A serial killer noted how terrified he was to contract coronavirus in his final letter to his pen pal before being killed by the disease.
Peter Sutcliffe, 74, was serving a life sentence in HM Prison Frankland in County Durham, England for murdering 13 women in the 1970s. He had been dubbed the Yorkshire Ripper by the media for his horrific crimes.
In several letters to his long-time pen pal, Sutcliffe detailed his fear of contracting Covid-19 and said he was glad to be locked up, away from the deadly virus that had killed thousands across the UK, according to The Sun.

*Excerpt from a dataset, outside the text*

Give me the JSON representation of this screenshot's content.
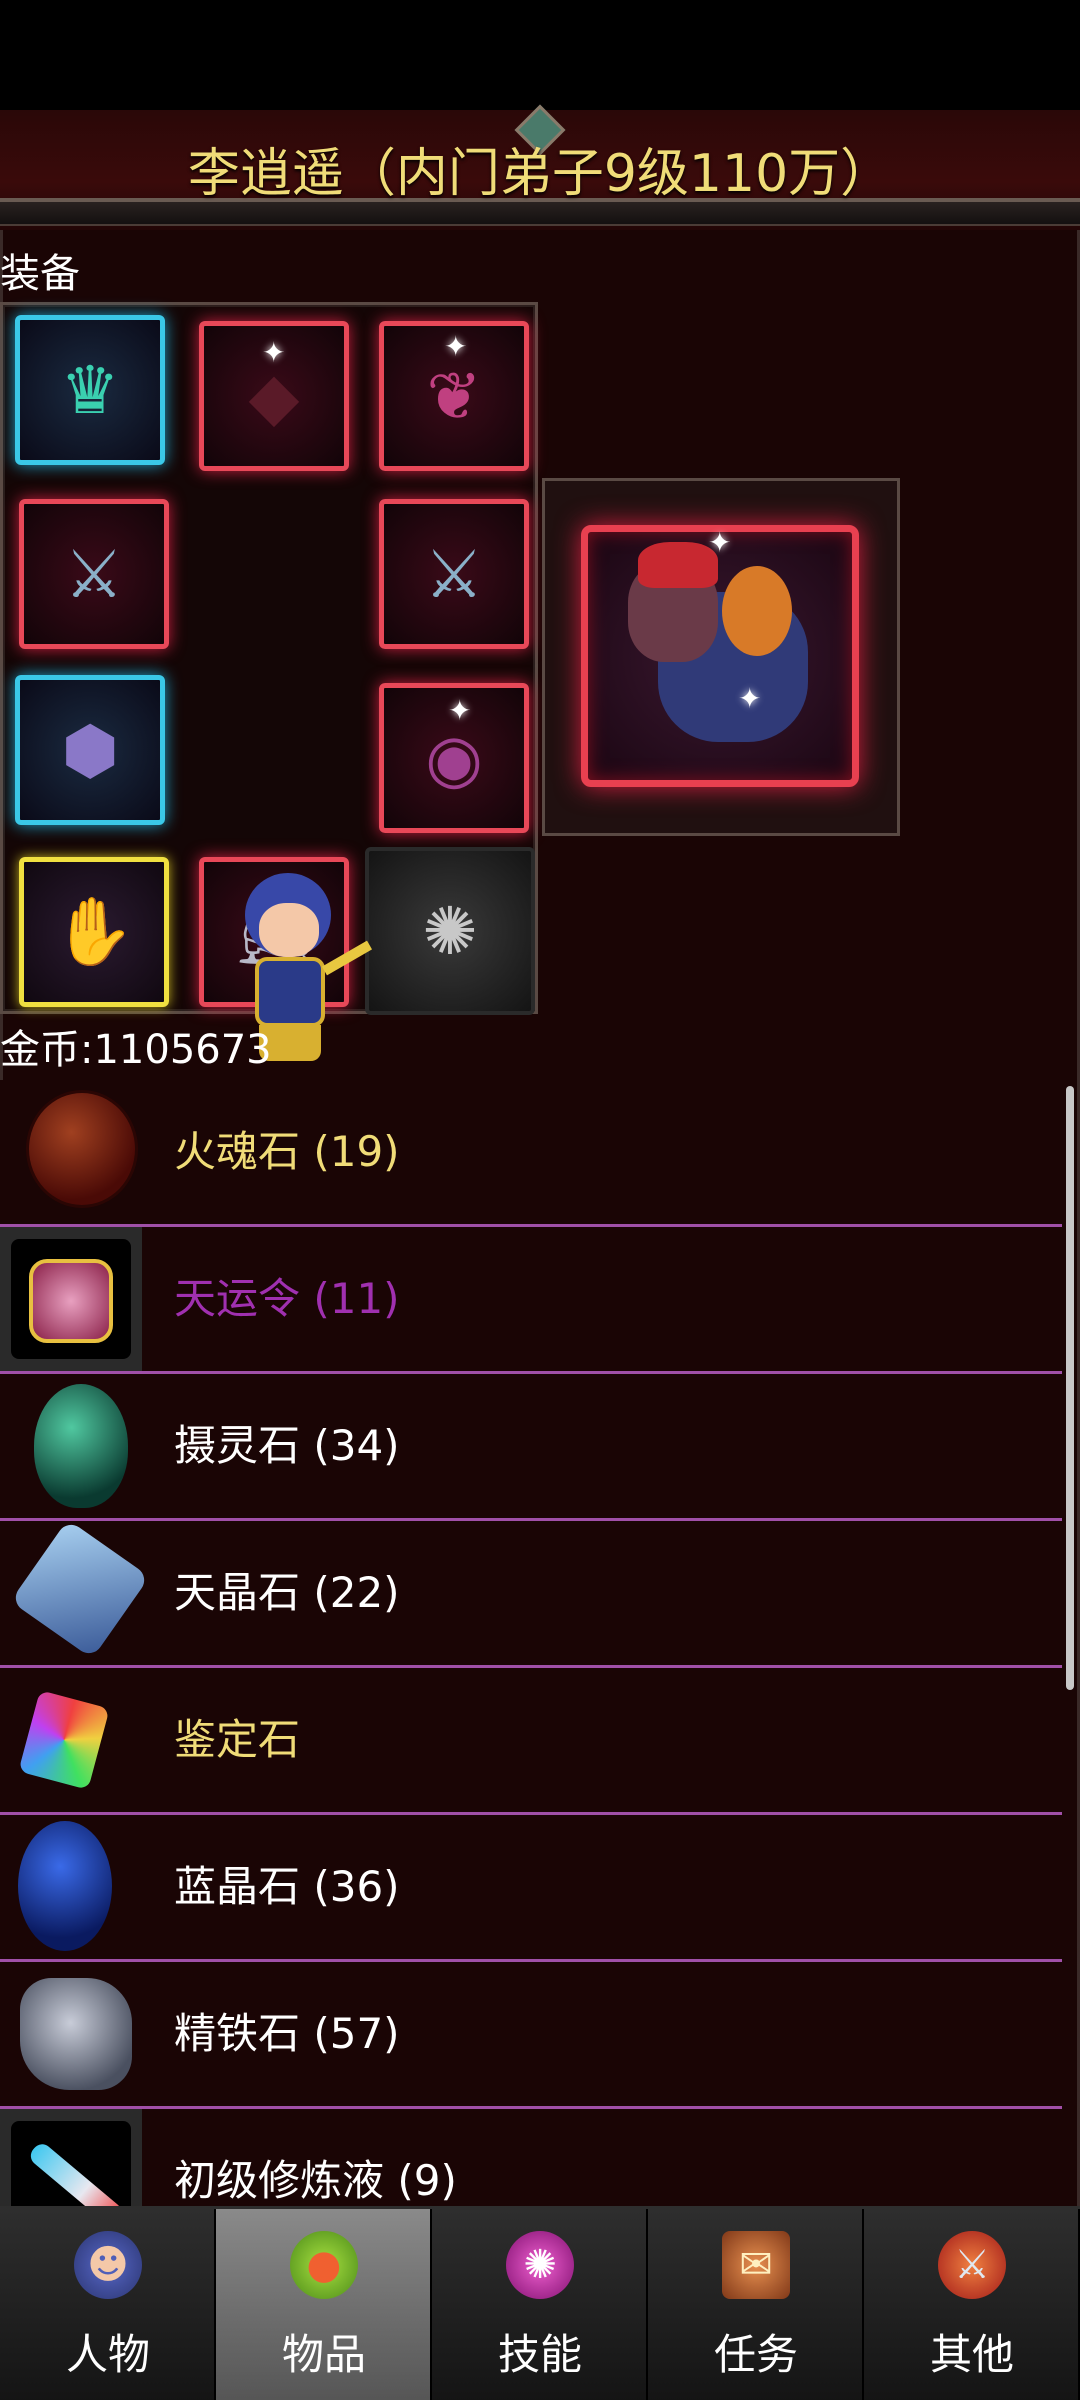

“The world is stuck with this Covid-19. Makes me feel much safer being in here with all that’s going on in the world,” a letter on June 14 obtained by The Sun read.
Sutcliffe, a former grave digger, wrote in May that he wouldn’t “be bothering” with visitors and would rather wait “until they’ve discovered an effective vaccine”.
He explained visitors had to wear face masks and stay two metres from inmates. They would be forced into 14 days of isolation and be banned from visitors for three months if they had close contact with them.
In a letter in August Sutcliffe wrote that he had tested negative for the virus, despite being classified as high-risk due to his age and being overweight.
“We’ve had our Covid-19 test done and both of us are Covid free,” he said of himself and his inmate friend.
On November 6 however, he was moved into isolation after contracting the virus, and was later rushed to the University Hospital of North Durham and placed into intensive care.
Sutcliffe was jailed in 1981 for killing more than a dozen women and attempting to murder seven others.